Gonzales council waives density restriction to accommodate 279-unit Sportsman’s Park Lofts

The complex would be constructed in the green space northwest of Cabelas (Redfish Commons encircled in red)

Hoping to infuse life into failing businesses along Cabelas’ Parkway, south of Hwy 30 across the way from a bustling Tanger Outlet Malls, Gonzales’ City Council approved a waiver of its development code’s density cap for Mixed Use developments on Monday.  Sportsman’s Park Lofts envisions four structures in a “5-story multi-family complex” to include a parking garage next door to Cabelas, nearly abutting Interstate 10.  The development, 279 “lofts” on 4.44 acres requires a rezone from C-1 (Commercial) to Mixed Use, and the density waiver was approved contingent thereon.

Redfish Commons Shopping Center “has struggled and we feel like this is in the best economic interest of the city,” argued Councilman Johnny Berthelot who was joined by two colleagues in the 3-2 majority.  If the mountain won’t come to Muhammad, you gotta bring Muhammad(s) to the mountain (hopefully with a lot of disposable income).

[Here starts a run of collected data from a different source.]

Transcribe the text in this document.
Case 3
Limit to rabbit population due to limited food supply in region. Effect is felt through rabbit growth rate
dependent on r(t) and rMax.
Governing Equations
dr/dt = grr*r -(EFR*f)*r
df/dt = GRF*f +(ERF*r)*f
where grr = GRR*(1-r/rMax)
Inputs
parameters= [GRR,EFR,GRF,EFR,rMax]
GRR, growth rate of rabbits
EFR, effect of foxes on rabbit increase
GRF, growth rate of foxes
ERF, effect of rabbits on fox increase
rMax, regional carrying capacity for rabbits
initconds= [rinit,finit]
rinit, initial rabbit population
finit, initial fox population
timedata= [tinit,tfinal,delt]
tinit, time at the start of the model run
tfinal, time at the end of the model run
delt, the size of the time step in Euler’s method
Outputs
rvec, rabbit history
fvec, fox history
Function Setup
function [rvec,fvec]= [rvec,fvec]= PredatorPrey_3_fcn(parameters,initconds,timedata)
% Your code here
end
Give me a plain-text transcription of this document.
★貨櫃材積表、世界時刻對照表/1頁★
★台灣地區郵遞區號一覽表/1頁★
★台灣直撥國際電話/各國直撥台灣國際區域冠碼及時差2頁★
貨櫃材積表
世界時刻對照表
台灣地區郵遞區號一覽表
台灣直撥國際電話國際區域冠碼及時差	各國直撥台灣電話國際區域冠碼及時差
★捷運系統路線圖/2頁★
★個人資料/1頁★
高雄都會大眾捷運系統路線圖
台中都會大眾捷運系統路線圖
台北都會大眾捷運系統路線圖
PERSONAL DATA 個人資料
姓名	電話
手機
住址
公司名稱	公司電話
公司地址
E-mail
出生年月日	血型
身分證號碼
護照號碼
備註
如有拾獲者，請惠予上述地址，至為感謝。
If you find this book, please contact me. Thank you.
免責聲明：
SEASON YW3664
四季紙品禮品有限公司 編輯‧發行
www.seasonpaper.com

Joining Berthelot were Councilmen Harold Stewart and Kirk Boudreaux against the “NO” votes by Tim Riley and Tyler Turner.  It was the same vote composition when the necessary ordinance to rezone the subject acreage was introduced.  That vote will come at the first council meeting of January as a second December meeting will not be held.

Redfish Commons…

Redfish Commons Shopping Center (see water tower in background)

has available space to lease according to Louisiana Commercial Database.  22,548 square feet of building sitting on 2.69 acres, the space is going for $18-22 per square feet annually.

Gonzales made major infrastructure investment over the past decade or so, building a second water tower and adding significant capacity to its sewer treatment capability with an eye toward southward expansion.  Much of the anticipated tax revenue generation has failed to materialize, disappointing to elected officialdom long committed to that expansion.

City fathers dreamt of major development a few tenths of a mile south as the crow flies where Edenborne Parkway connects River Parishes Community College to Lamar Dixon Expo Center.  The subprime mortgage crisis of 2007-10 had a lot to do with derailing big plans there.  Disappointed but undaunted, the city looked across Hwy 44 where 343 acres were annexed to accommodate Conway (Plantation) mixed use development in 2012.

Conway was supposed to include a commercial strip abutting Hwy 44 when first pitched to the city, only after which would the residential subdivision units be built.  The best laid plans of mice and men often go awry.  Southern Lifestyle Development sold the city on a development akin to River Ranch in Lafayette before bailing on the plan.

What’s the world coming to when you can’t trust developers (sarcasm alert)?